Introduction

The combination of large datasets from several sources requires careful harmonization of taxon names. Non-standardized, incorrect, ambiguous, or synonymous taxonomic names can lead to unreliable results and conclusions. The bdc package includes tools to help standardize major taxonomic groups’ names (e.g., animals and plants) by comparing scientific names against one out of 10 taxonomic databases. The taxonomic harmonization process borrows heavily from Norman et al. (2020); taxadb package), which contains functions that allow querying millions of taxonomic names in a fast, automated, and consistent way using high-quality locally stored taxonomic databases.

The functions used to harmonize names (bdc_clean_name and bdc_query_names_taxadb) contain several additions to the taxadb package, including tools for:

  1. Cleaning and parsing scientific names;
  2. Resolving misspelled names or variant spellings using a fuzzy matching application;
  3. Converting nomenclatural synonyms to current accepted name;
  4. Flagging ambiguous results;
  5. Reporting the results.

The taxonomic harmonization is based on one taxonomic database chosen by the user. taxadb makes available the following taxonomic sources:

Abbreviation Taxonomic database
col Catalogue of Life
fb FishBase
itis Integrated Taxonomic Information System
iucn International Union for Conservation of Nature’s Red List
gbif Global Biodiversity Information Facility
ncbi National Center for Biotechnology Information
ott OpenTree Taxonomy
tpl The Plant List
slb SeaLifeBase
wd Wikidata

⚠️IMPORTANT:

Note that some taxonomic databases may be momentarily unavailable in taxadb.

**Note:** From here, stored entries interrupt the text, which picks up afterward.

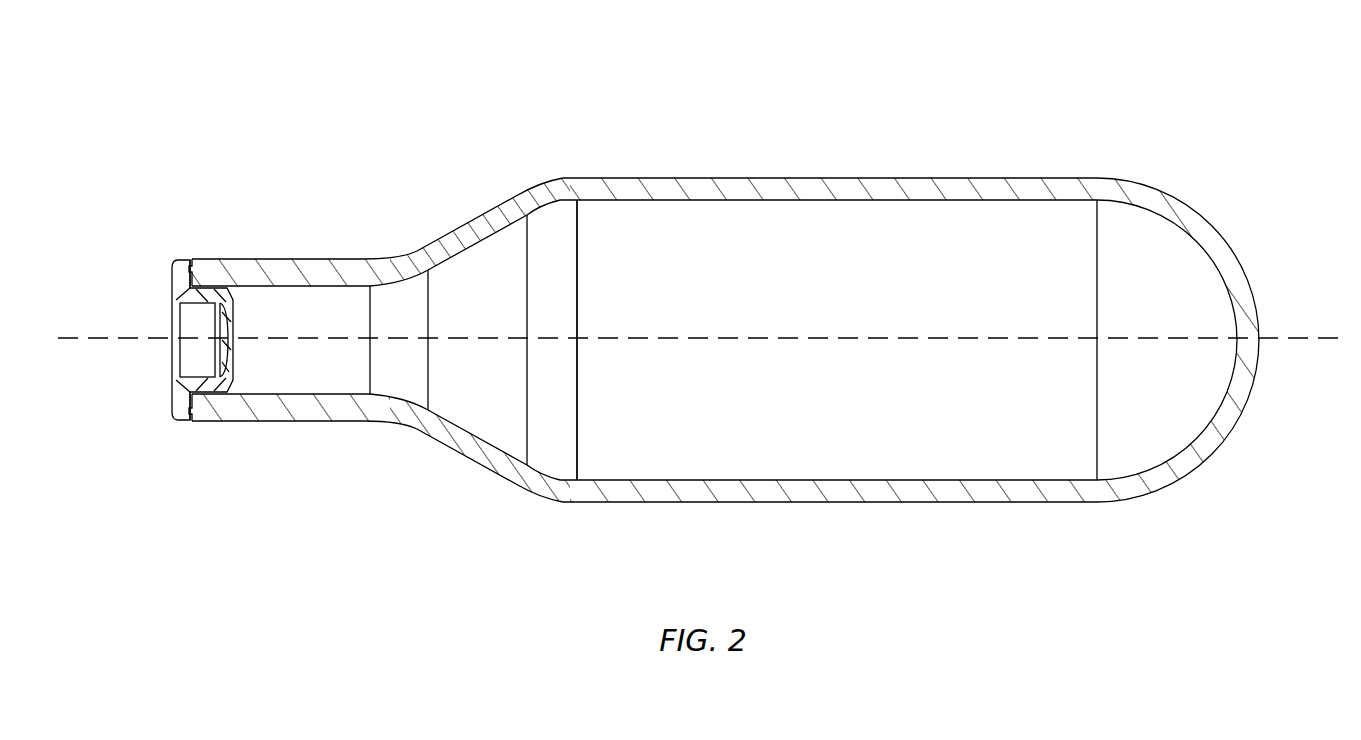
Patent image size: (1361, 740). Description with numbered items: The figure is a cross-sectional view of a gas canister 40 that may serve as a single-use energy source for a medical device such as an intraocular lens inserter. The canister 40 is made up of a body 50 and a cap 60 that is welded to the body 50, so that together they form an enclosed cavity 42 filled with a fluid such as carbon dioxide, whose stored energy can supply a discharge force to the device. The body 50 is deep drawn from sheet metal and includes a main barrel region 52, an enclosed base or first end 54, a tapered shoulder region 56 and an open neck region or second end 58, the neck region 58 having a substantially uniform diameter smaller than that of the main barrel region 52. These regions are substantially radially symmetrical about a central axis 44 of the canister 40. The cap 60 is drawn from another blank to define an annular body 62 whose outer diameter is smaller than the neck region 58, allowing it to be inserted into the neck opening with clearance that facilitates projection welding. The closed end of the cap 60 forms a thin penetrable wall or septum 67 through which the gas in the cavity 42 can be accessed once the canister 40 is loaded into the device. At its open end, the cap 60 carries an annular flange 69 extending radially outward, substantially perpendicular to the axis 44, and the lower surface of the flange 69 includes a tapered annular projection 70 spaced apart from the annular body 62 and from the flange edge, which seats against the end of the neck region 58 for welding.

The canister 40 is at (890, 125).
The enclosed cavity 42 is at (823, 293).
The central axis 44 is at (1290, 330).
The body 50 is at (1013, 173).
The main barrel region 52 is at (773, 180).
The enclosed base or first end 54 is at (1205, 225).
The tapered shoulder region 56 is at (473, 215).
The neck region or second end 58 is at (306, 258).
The cap 60 is at (208, 329).
The annular body 62 is at (202, 305).
The penetrable wall or septum 67 is at (233, 327).
The annular flange 69 is at (178, 262).
The annular projection 70 is at (193, 402).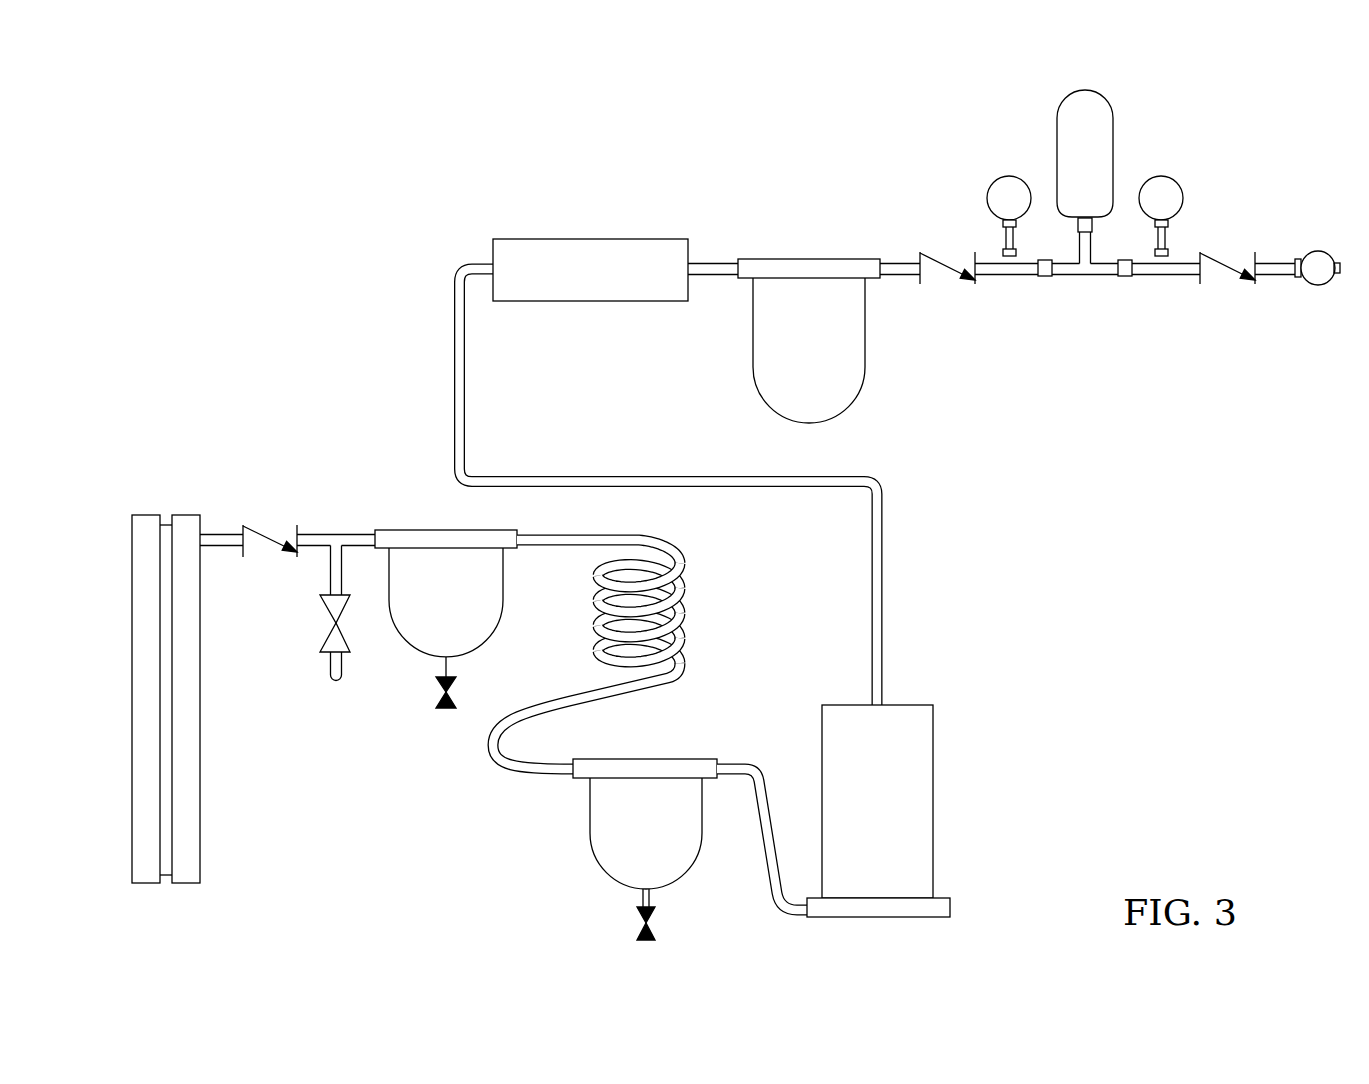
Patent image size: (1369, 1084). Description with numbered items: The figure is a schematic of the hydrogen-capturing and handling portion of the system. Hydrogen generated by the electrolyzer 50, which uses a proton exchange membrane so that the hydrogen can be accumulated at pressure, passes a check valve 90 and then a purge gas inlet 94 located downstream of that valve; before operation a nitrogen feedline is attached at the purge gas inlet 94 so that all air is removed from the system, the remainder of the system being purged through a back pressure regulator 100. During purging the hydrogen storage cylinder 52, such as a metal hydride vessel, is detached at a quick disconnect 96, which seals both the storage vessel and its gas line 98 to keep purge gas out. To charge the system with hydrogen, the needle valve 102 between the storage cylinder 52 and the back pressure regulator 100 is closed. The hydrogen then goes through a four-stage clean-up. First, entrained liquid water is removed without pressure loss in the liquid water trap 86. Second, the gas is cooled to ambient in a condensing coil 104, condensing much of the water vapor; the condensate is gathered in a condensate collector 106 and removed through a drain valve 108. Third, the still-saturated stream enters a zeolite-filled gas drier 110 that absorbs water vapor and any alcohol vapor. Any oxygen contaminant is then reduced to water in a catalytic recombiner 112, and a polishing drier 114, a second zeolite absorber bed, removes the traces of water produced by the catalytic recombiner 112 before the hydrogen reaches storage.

The electrolyzer 50 is at (200, 835).
The hydrogen storage cylinder 52 is at (1057, 135).
The liquid water trap 86 is at (460, 530).
The check valve 90 is at (267, 532).
The purge gas inlet 94 is at (335, 622).
The quick disconnect 96 is at (1092, 232).
The gas line 98 is at (1070, 276).
The back pressure regulator 100 is at (1318, 247).
The needle valve 102 is at (1123, 276).
The condensing coil 104 is at (683, 560).
The condensate collector 106 is at (590, 830).
The drain valve 108 is at (640, 920).
The gas drier 110 is at (932, 802).
The catalytic recombiner 112 is at (568, 237).
The polishing drier 114 is at (852, 398).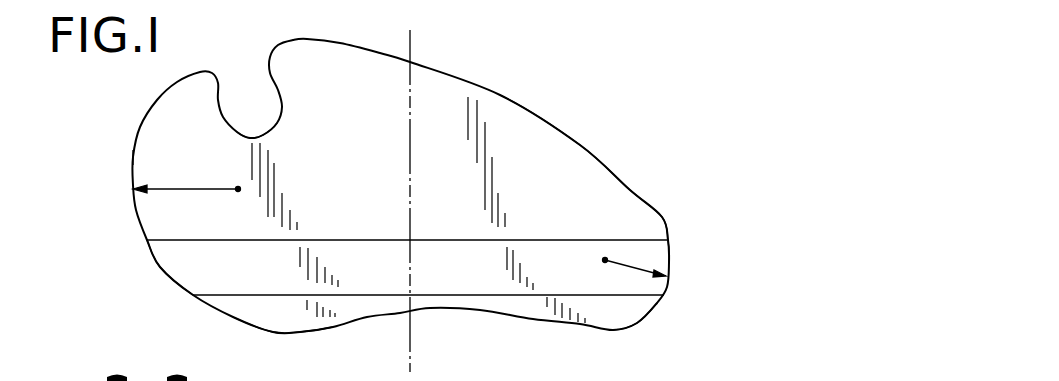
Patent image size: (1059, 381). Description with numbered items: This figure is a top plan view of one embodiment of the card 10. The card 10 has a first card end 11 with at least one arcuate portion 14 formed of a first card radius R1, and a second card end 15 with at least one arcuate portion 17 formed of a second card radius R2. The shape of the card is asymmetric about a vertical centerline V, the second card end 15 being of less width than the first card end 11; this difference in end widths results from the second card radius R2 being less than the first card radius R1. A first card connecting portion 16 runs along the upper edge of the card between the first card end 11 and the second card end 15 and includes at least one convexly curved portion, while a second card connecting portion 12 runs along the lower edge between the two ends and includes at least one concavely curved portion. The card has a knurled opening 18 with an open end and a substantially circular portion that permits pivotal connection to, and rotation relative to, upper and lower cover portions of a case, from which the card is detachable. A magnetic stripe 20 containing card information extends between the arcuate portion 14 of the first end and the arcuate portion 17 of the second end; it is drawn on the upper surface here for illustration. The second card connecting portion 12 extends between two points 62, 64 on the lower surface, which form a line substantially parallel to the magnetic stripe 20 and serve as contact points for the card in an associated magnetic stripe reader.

The card 10 is at (585, 85).
The first card end 11 is at (131, 156).
The second card connecting portion 12 is at (534, 320).
The arcuate portion 14 is at (153, 262).
The second card end 15 is at (665, 214).
The first card connecting portion 16 is at (587, 149).
The arcuate portion 17 is at (669, 248).
The knurled opening 18 is at (277, 127).
The magnetic stripe 20 is at (493, 260).
The point 62 is at (292, 333).
The point 64 is at (620, 335).
The first card radius R1 is at (191, 190).
The second card radius R2 is at (624, 267).
The vertical centerline V is at (412, 42).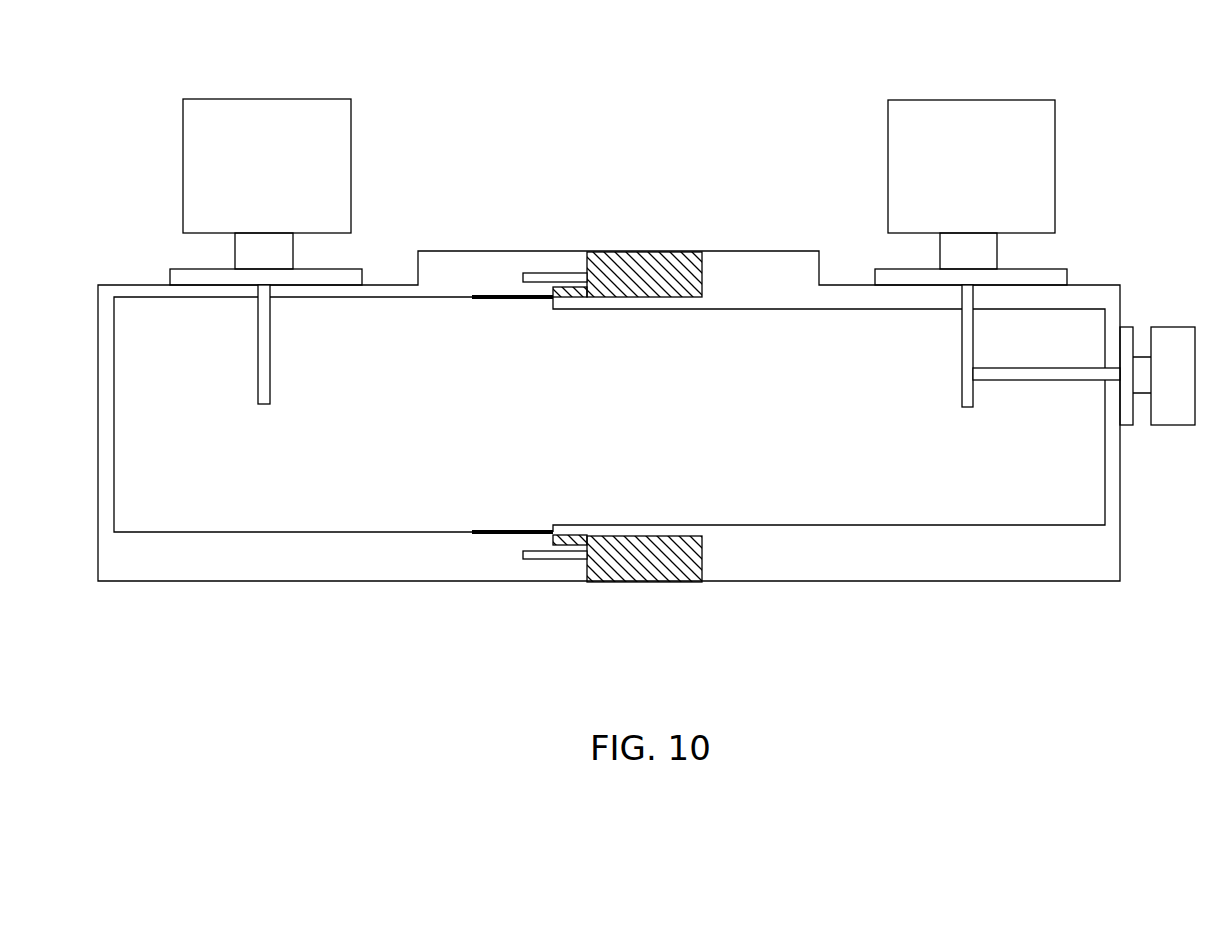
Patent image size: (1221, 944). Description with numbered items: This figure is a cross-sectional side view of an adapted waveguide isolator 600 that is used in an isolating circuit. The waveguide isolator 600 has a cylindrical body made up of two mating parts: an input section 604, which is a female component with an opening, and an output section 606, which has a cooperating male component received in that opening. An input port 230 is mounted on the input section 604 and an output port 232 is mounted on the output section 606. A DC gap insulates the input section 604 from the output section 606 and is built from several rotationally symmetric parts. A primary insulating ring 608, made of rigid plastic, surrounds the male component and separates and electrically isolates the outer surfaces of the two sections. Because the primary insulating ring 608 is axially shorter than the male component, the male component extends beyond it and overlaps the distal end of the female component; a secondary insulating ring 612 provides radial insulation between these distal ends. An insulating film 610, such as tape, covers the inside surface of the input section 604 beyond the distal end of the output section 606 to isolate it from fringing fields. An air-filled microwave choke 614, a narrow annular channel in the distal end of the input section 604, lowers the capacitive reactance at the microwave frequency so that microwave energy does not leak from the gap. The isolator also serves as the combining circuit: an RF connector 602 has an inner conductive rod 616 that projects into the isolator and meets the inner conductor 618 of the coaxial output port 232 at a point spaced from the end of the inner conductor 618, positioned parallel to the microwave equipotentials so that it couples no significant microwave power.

The waveguide isolator 600 is at (166, 647).
The RF connector 602 is at (1175, 327).
The input section 604 is at (282, 565).
The output section 606 is at (940, 568).
The primary insulating ring 608 is at (645, 268).
The insulating film 610 is at (480, 295).
The secondary insulating ring 612 is at (568, 298).
The microwave choke 614 is at (550, 272).
The inner conductive rod 616 is at (1027, 384).
The inner conductor 618 is at (960, 364).
The input port 230 is at (258, 98).
The output port 232 is at (958, 98).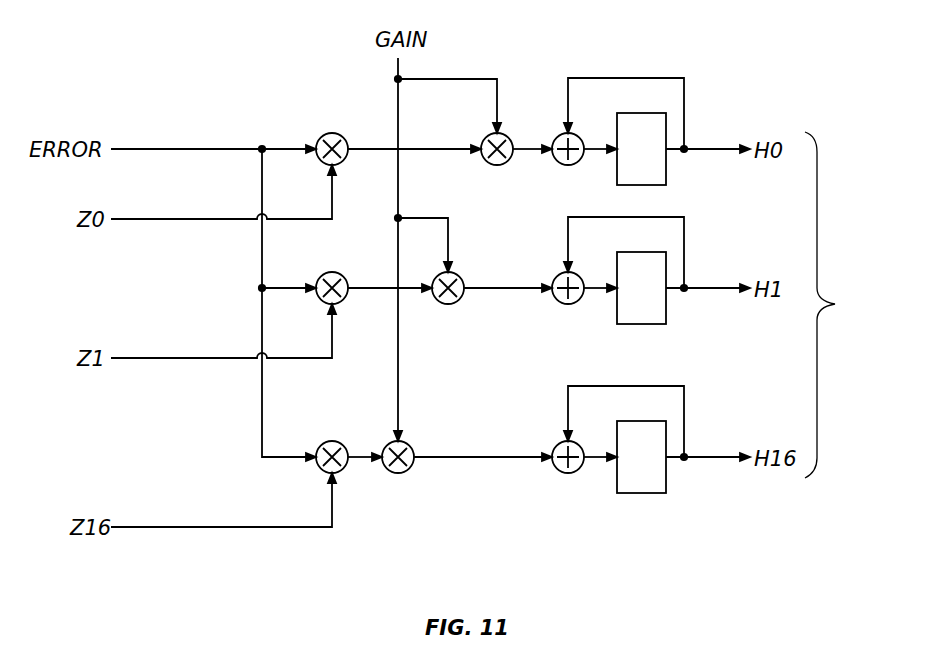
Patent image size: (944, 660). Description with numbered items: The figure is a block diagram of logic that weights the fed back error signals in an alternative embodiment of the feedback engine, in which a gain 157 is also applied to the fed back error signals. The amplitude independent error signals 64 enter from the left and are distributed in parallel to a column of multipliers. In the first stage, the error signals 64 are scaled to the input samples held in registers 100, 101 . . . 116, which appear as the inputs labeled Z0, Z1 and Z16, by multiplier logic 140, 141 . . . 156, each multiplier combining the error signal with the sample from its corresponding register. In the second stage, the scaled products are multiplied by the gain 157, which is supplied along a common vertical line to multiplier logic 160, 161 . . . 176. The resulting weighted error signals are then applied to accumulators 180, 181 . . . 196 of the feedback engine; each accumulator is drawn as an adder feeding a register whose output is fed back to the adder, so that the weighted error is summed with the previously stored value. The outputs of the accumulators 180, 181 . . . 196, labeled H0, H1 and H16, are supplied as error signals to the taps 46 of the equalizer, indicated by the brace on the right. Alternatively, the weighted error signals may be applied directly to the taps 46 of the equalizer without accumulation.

The amplitude independent error signals 64 is at (204, 146).
The register 100 is at (195, 217).
The register 101 is at (195, 357).
The register 116 is at (195, 526).
The logic 140 is at (321, 137).
The logic 141 is at (321, 276).
The logic 156 is at (321, 445).
The gain 157 is at (401, 71).
The logic 160 is at (487, 137).
The logic 161 is at (459, 277).
The logic 176 is at (409, 446).
The accumulator 180 is at (695, 89).
The accumulator 181 is at (695, 241).
The accumulator 196 is at (695, 416).
The taps 46 is at (835, 305).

Check ?bdc_query_names_taxadb for a list of available taxonomic databases.

Installation

Check here how to install the bdc package.

Reading the database

Read the database created in the Pre-filter module of the bdc package. It is also possible to read any datasets containing the required fields to run the package (more details here).

database <-
  readr::read_csv(here::here("Output/Intermediate/01_prefilter_database.csv"))

Clean and parse species names

Scientific names improperly formatted usually cannot be matched with valid names. To solve this issue, we developed the bdc_clean_name containing functionalities to unify writing style of scientific names. This optimize the taxonomic queries by increasing the probability of finding matching names. This tool is used to:

  1. Flag and remove family names pre-pended to species names;
  2. Flag and remove qualifiers denoting uncertain or provisional status of taxonomic identification (e.g., confer, species, affinis, and among others);
  3. Flag and remove infraspecific terms (e.g., variety [var.], subspecies [subsp], forma [f.], and their spelling variations);
  4. Standardize names, i.e., capitalize only the first letter of the genus name and remove extra whitespaces);
  5. Parse names, i.e., separate author, date, annotations from taxon name.
parse_names <-
  bdc_clean_names(sci_names = database$scientificName, save_outputs = FALSE)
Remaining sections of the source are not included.